Varu avoided the answer, although it was expected. Rimon didn't pressure him, nor did he ask direct questions. If the person didn't want to talk, then so be it; respecting others' secrets was one of the important professional traits of a smuggler. Instead of continuing the conversation, he actually went to the kitchen. With all this self-study, he had completely forgotten that his body hadn't eaten or drunk anything the whole way.

After a solitary meal, prioritizing nutrition over taste, Rimon decided to go outside and walk around the ship. But first, he returned to the cockpit and checked on the navicomputer exactly where they had landed. If the navicomputer wasn't lying, they had landed on Dantooine after all, but quite far from inhabited places.

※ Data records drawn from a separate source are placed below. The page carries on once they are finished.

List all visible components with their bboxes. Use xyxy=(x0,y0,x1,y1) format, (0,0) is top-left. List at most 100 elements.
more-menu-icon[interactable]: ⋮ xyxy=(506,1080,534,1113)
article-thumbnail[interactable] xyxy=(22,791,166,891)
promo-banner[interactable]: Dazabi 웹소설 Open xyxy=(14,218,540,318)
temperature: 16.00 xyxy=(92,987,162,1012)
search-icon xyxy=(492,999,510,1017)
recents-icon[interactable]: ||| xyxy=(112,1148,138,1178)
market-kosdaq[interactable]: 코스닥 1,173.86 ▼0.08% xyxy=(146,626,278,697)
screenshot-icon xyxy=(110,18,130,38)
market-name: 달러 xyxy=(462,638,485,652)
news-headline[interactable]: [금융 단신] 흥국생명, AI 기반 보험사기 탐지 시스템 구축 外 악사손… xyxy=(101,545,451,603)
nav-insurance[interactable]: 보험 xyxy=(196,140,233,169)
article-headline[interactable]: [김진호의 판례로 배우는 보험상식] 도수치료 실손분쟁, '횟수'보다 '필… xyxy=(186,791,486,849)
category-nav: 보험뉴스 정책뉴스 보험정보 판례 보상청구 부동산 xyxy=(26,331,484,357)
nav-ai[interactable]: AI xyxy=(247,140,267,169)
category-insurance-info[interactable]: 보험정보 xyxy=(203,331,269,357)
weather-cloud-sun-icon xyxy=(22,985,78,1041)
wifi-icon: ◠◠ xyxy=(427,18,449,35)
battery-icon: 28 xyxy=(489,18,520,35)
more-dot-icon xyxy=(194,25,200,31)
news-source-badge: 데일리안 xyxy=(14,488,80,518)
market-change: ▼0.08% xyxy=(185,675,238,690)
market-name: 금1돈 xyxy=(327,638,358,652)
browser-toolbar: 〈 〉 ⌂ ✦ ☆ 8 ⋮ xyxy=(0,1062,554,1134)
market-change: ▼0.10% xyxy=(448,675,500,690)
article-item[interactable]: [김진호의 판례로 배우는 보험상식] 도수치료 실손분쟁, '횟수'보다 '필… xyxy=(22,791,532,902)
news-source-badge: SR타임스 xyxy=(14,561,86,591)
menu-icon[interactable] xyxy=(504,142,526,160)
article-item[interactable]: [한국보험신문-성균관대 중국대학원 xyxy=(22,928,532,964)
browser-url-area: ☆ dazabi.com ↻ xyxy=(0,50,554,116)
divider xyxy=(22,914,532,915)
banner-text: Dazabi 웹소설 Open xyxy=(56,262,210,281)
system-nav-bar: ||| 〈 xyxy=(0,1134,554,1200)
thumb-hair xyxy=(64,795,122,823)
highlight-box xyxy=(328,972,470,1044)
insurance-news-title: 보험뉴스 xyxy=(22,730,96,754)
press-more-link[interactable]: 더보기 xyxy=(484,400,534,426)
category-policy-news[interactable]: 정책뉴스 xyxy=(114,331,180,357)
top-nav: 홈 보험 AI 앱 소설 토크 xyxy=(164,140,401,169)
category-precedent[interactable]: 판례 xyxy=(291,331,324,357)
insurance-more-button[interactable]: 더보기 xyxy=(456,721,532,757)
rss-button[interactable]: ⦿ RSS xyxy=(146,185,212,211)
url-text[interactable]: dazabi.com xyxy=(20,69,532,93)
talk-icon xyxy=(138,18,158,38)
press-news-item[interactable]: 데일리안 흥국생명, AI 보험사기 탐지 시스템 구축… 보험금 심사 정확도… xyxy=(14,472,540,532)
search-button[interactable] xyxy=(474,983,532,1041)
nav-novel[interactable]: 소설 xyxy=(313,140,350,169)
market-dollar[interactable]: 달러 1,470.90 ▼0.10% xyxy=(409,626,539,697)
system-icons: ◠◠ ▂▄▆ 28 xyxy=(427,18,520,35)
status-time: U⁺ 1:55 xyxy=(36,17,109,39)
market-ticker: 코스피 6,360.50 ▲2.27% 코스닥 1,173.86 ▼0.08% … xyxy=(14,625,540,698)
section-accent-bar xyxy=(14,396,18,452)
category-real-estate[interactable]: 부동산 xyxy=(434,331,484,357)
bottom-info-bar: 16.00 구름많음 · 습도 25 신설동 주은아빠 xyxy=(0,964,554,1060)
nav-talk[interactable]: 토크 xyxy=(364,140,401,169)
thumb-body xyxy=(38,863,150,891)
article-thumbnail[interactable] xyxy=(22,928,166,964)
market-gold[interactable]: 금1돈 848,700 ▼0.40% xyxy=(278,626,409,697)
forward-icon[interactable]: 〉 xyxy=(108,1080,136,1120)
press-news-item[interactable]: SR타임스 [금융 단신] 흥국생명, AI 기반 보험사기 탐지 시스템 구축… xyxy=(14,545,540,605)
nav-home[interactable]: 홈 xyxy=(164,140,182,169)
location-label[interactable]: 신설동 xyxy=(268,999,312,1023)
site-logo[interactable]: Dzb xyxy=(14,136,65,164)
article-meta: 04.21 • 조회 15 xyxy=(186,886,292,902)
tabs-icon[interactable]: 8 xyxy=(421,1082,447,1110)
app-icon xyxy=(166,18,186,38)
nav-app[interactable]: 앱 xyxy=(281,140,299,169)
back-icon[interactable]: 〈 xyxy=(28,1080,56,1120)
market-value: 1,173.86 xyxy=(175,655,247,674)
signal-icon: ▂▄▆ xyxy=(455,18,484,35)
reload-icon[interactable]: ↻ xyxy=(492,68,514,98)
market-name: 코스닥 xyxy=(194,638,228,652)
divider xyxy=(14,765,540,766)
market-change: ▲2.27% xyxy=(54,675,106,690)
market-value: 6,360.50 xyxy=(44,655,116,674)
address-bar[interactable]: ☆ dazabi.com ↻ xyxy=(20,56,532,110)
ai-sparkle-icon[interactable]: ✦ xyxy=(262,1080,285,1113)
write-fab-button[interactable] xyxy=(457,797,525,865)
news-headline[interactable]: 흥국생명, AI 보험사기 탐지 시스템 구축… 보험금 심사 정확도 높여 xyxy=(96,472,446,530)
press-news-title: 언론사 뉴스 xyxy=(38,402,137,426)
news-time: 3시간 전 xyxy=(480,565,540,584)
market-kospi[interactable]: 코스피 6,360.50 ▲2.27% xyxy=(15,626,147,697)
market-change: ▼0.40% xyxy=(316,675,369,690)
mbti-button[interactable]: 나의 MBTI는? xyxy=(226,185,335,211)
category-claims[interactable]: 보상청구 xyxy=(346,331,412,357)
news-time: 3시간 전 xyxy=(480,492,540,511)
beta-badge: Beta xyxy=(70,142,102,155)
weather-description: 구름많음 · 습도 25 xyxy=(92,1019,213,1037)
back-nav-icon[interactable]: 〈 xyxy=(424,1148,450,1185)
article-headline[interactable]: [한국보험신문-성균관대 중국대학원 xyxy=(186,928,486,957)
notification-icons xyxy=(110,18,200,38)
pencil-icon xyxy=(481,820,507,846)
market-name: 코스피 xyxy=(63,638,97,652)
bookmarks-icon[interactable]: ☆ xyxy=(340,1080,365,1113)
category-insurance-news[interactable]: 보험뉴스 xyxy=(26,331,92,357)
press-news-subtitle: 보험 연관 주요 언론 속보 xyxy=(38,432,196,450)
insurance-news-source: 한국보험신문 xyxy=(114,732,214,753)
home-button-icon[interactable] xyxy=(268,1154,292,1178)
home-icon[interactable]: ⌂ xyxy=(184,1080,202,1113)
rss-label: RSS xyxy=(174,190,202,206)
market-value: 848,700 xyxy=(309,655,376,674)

Kailas, judging by his barely perceptible breathing, was sleeping the sleep of a mortally tired man and didn't react to Rimon's presence at all. Rock decided not to disturb him and postpone his walk outside. Instead, he began methodically searching the ship, room by room.

Fruitlessly.

Finding nothing interesting, Rimon finally went out through the cargo hold and took a deep breath of the planet's air. Then he immersed himself in the Force and looked at the surrounding space in a new way. The world had transformed subtly, but it wasn't enough. Rock decided to try to dig deeper, to see if he could look where he couldn't easily look: at the bottom of the lake, under the waterfall.

Under the veil of the Force, which hid the invisible world from ordinary sight.